Он выключил аппарат и внимательно посмотрел на сидевшего перед ним Пиркса.
— Командор, у меня есть дли нас одно — оригинальное — предложение. Один, — он поискал нужное слово, — эксперимент. По предварительно я должен попросить, чтобы то, что я скажу, вы сохранили в тайне. Также и в том случае, если отклоните мое предложение. Согласны?
Несколько секунд оба молчали.
— Нет, — сказал Пиркс. И добавил: — Разве что вы расскажете немного побольше.
— Вы не из тех, кто подписывает что либо под чистый лист? Собственно, я мог бы этою ожидать, после того, что о вас слышал. Сигарету?
— Спасибо, нет.
— Речь идет об экспериментальном рейсе.
— Новый тип корабля?
— Нет. Новый тип команды.
— Команды? А моя роль?
— Всесторонняя оценка ее пригодности. Это всё, что я могу сказать. Теперь очередь за вами, решайте.
— Буду молчать, если сочту это возможным.
— Возможным?
— Желательным.
— Исходя из каких критериев?
— Так называемой совести.
Снова несколько секунд молчания. В большой комнате с одной целиком стеклянной стеной было очень тихо, как будто она и не находилась среди двух тысяч других, образующих огромный небоскреб с тремя посадочными площадками для вертолетов на крыше. Пиркс с трудом различал силуэт своего собеседника, тот сидел на фоне сильно светящегося тумана, вернее, тучи, в которой тонули шестнадцать верхних этажей здания. Время от времени молочные клубы за прозрачной стеной уплотнялись, и тогда казалось, что вся комната куда-то плывет, подхваченная неощутимой силой.
— Хорошо. Как видите, я соглашаюсь на всё. Речь идет о рейсе Земля — Земля.
— Петля?
— Да. С облетом Сатурна и выводом там на стационарную орбиту новых автоматических спутников.
— Так ведь это проект «Новиана»?
— Совершенно верно, часть этого проекта, если говорить о спутниках. Корабль также принадлежит КОМСЕКу, — следовательно, мероприятие проводится под эгидой ЮНЕСКО. Как вы знаете, я представляю именно эту организацию. Мы имеем собственных пилотов и штурманов, но выбрали вас, поскольку имеется некоторый дополнительный фактор. Та самая команда, о которой я уже упоминал.
Директор ЮНЕСКО снова замолчал. Пиркс ждал, невольно напрягая слух, и в самом деле было так тихо, словно не издавался даже самый слабый звук, — а вокруг раскинулся многомиллионный город.
— Как вам, вероятно, известно, уже в течение нескольких лет существует возможность производства устройств, всё более всесторонне заменяющих человека. Такие, которые равноценны ему во многих областях сразу, до сих пор были стационарными из-за своего веса и размеров. Однако почти одновременно в Соединенных Штатах и в СССР развитие физики твердого тела сделало возможным новый этап микроминиатюризации — на молекулярном уровне. Изготовлены экспериментальные прототипы кристаллических систем, эквивалентных мозгу. Они всё еще в полтора раза больше нашего мозга, но это не имеет значения. Ряд американских фирм уже запатентовал такие системы и в настоящее время стремится приступить к производству человекоподобных автоматов, так называемых конечных нелинейников, прежде всего для обслуживания космических кораблей.
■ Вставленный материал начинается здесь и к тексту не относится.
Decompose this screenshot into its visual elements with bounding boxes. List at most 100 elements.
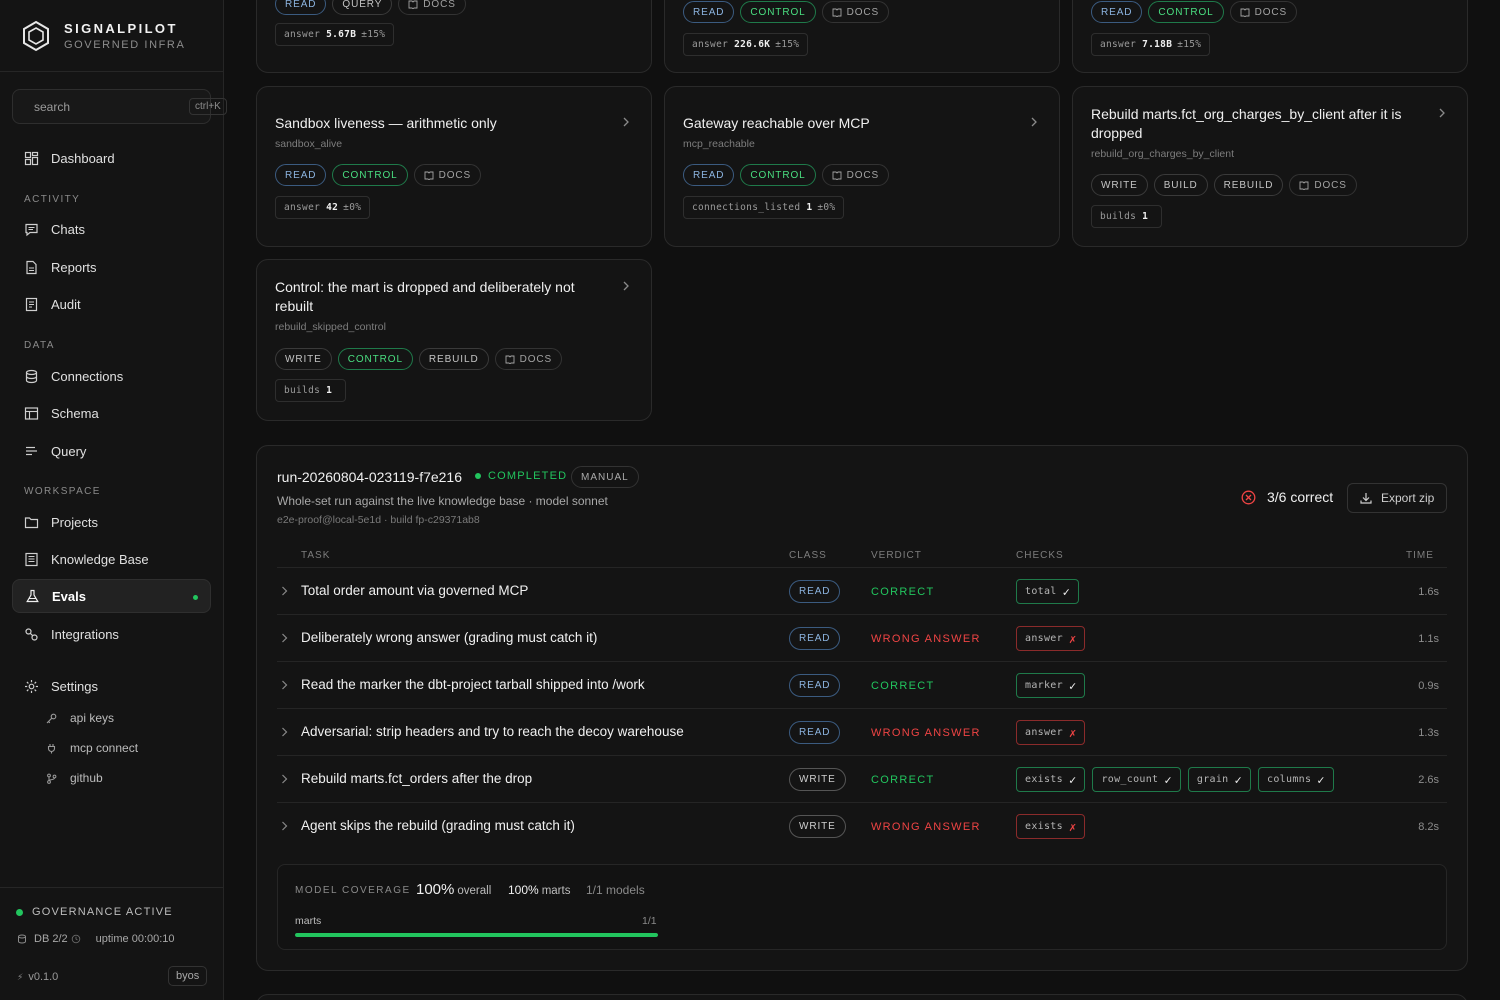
table-row[interactable]: Deliberately wrong answer (grading must …: [277, 614, 1447, 661]
duration: 2.6s: [1418, 774, 1439, 786]
pill: WRITE: [275, 348, 332, 370]
docs-pill[interactable]: DOCS: [1229, 1, 1298, 23]
docs-pill[interactable]: DOCS: [413, 164, 482, 186]
card-stat: connections_listed 1 ±0%: [683, 196, 845, 219]
stat-tolerance: ±15%: [1177, 39, 1202, 50]
book-open-icon: [1299, 181, 1309, 190]
bolt-icon: ⚡: [17, 971, 24, 982]
eval-card-sandbox-alive[interactable]: Sandbox liveness — arithmetic only sandb…: [256, 86, 652, 247]
sidebar-item-label: Dashboard: [51, 150, 115, 166]
eval-card-mcp-reachable[interactable]: Gateway reachable over MCP mcp_reachable…: [664, 86, 1060, 247]
card-stat: builds 1: [1091, 205, 1163, 228]
sidebar-item-chats[interactable]: Chats: [12, 212, 211, 246]
sidebar-item-integrations[interactable]: Integrations: [12, 617, 211, 651]
coverage-bar-label: marts: [295, 915, 322, 927]
link-icon: [25, 627, 38, 641]
check-chip: exists ✓: [1016, 767, 1086, 792]
card-pills: READ CONTROL DOCS: [275, 164, 482, 186]
check-chip: row_count ✓: [1092, 767, 1181, 792]
book-open-icon: [832, 8, 842, 17]
sidebar-item-reports[interactable]: Reports: [12, 250, 211, 284]
stat-tolerance: ±15%: [361, 29, 386, 40]
eval-card-rebuild-org-charges[interactable]: Rebuild marts.fct_org_charges_by_client …: [1072, 86, 1468, 247]
task-name: Total order amount via governed MCP: [301, 583, 529, 598]
lines-icon: [26, 446, 37, 455]
docs-pill[interactable]: DOCS: [821, 164, 890, 186]
grid-icon: [24, 151, 39, 165]
sidebar-subitem-github[interactable]: github: [46, 771, 103, 785]
next-run-panel: [256, 994, 1468, 1000]
table-row[interactable]: Adversarial: strip headers and try to re…: [277, 708, 1447, 755]
brand[interactable]: SIGNALPILOT GOVERNED INFRA: [0, 0, 223, 72]
card-stat: answer 226.6K ±15%: [683, 33, 809, 56]
task-name: Rebuild marts.fct_orders after the drop: [301, 771, 533, 786]
sidebar-subitem-api-keys[interactable]: api keys: [46, 711, 114, 725]
sidebar-item-projects[interactable]: Projects: [12, 505, 211, 539]
book-open-icon: [505, 355, 515, 364]
class-badge: READ: [789, 580, 841, 603]
table-row[interactable]: Read the marker the dbt-project tarball …: [277, 661, 1447, 708]
stat-key: connections_listed: [692, 202, 801, 213]
pill: READ: [1091, 1, 1143, 23]
class-badge: WRITE: [789, 768, 846, 791]
search-box[interactable]: ctrl+K: [12, 89, 227, 124]
col-header-task: TASK: [301, 550, 331, 561]
book-icon: [25, 552, 38, 566]
eval-card[interactable]: READ QUERY DOCS answer 5.67B ±15%: [256, 0, 652, 73]
sidebar-subitem-label: api keys: [70, 711, 115, 725]
flask-icon: [26, 589, 39, 602]
book-open-icon: [832, 171, 842, 180]
stat-key: answer: [284, 29, 321, 40]
class-badge: READ: [789, 627, 841, 650]
pill: CONTROL: [337, 348, 413, 370]
check-chip: grain ✓: [1187, 767, 1252, 792]
card-title: Sandbox liveness — arithmetic only: [275, 115, 497, 131]
docs-pill[interactable]: DOCS: [821, 1, 890, 23]
sidebar-item-schema[interactable]: Schema: [12, 396, 211, 430]
sidebar-item-evals[interactable]: Evals: [12, 579, 211, 613]
pill: BUILD: [1153, 174, 1208, 196]
nav-section-workspace: WORKSPACE: [24, 486, 101, 497]
table-row[interactable]: Total order amount via governed MCP READ…: [277, 567, 1447, 614]
export-zip-button[interactable]: Export zip: [1347, 483, 1447, 513]
class-badge: READ: [789, 674, 841, 697]
stat-key: answer: [1100, 39, 1137, 50]
run-score: 3/6 correct: [1241, 489, 1333, 505]
sidebar-item-label: Evals: [52, 588, 86, 604]
search-input[interactable]: [34, 99, 189, 114]
eval-card[interactable]: READ CONTROL DOCS answer 226.6K ±15%: [664, 0, 1060, 73]
card-title: Rebuild marts.fct_org_charges_by_client …: [1091, 106, 1402, 141]
table-row[interactable]: Rebuild marts.fct_orders after the drop …: [277, 755, 1447, 802]
pill: CONTROL: [740, 164, 816, 186]
pill: REBUILD: [418, 348, 489, 370]
table-row[interactable]: Agent skips the rebuild (grading must ca…: [277, 802, 1447, 849]
sidebar-item-knowledge-base[interactable]: Knowledge Base: [12, 542, 211, 576]
coverage-progress-bar: [295, 933, 658, 937]
sidebar-item-dashboard[interactable]: Dashboard: [12, 141, 211, 175]
eval-card[interactable]: READ CONTROL DOCS answer 7.18B ±15%: [1072, 0, 1468, 73]
check-chip: answer ✗: [1016, 626, 1086, 651]
governance-status: GOVERNANCE ACTIVE: [16, 906, 173, 918]
sidebar-item-query[interactable]: Query: [12, 434, 211, 468]
database-icon: [18, 934, 26, 944]
db-count: DB 2/2: [34, 933, 68, 945]
card-pills: READ CONTROL DOCS: [1091, 1, 1298, 23]
chevron-right-icon: [1031, 117, 1037, 127]
sidebar-item-connections[interactable]: Connections: [12, 359, 211, 393]
eval-card-rebuild-skipped-control[interactable]: Control: the mart is dropped and deliber…: [256, 259, 652, 421]
sidebar-item-label: Query: [51, 443, 87, 459]
card-pills: READ CONTROL DOCS: [683, 164, 890, 186]
pill: CONTROL: [1148, 1, 1224, 23]
sidebar-item-audit[interactable]: Audit: [12, 287, 211, 321]
status-dot: [16, 908, 23, 916]
task-name: Agent skips the rebuild (grading must ca…: [301, 818, 575, 833]
docs-pill[interactable]: DOCS: [494, 348, 563, 370]
sidebar-item-label: Projects: [51, 514, 98, 530]
verdict: CORRECT: [871, 586, 935, 598]
docs-pill[interactable]: DOCS: [398, 0, 466, 15]
sidebar-subitem-mcp-connect[interactable]: mcp connect: [46, 741, 138, 755]
byos-badge[interactable]: byos: [168, 966, 208, 986]
sidebar-item-settings[interactable]: Settings: [12, 669, 211, 703]
docs-pill[interactable]: DOCS: [1289, 174, 1357, 196]
coverage-marts: 100% marts: [508, 883, 571, 897]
— Я слышал об этом. Но как будто против этого возражали профсоюзы? И, кажется, это потребовало бы серьезных изменений в существующем законодательстве?
— Вы слышали? В прессе об этом не было ничего, кроме сплетен…
— Да. Но велись какие-то закулисные беседы, переговоры, и сведения об этом просочились в ту среду, в которой я вращаюсь. Это вполне понятно.
— Естественно. Конечно. Ну тем лучше, хотя… И каково ваше мнение?
— По этому вопросу? Скорее, отрицательное. Да, даже весьма отрицательное. Но боюсь, ничье мнение не играет тут важной роли. Последствия открытий неотвратимы — самое большее можно какое-то время тормозить их реализацию.
— Одним словом, вы считаете это неизбежным злом?
— Я бы этого так не сформулировал. Я считаю, что человечество не подготовлено к вторжению искусственных человекоподобных существ. Естественно, самое главное — действительно ли они равноценны человеку. Я лично с такими никогда не встречался. Я не специалист, но те специалисты, которых я знаю, считают, что о полноценности, о подлинной эквивалентности не может быть и речи.
— А вы не предубеждены? Действительно, таково мнение ряда специалистов, вернее, оно было таким. Но видите ли… действия этих фирм обусловлены экономическими факторами. Рентабельностью производства.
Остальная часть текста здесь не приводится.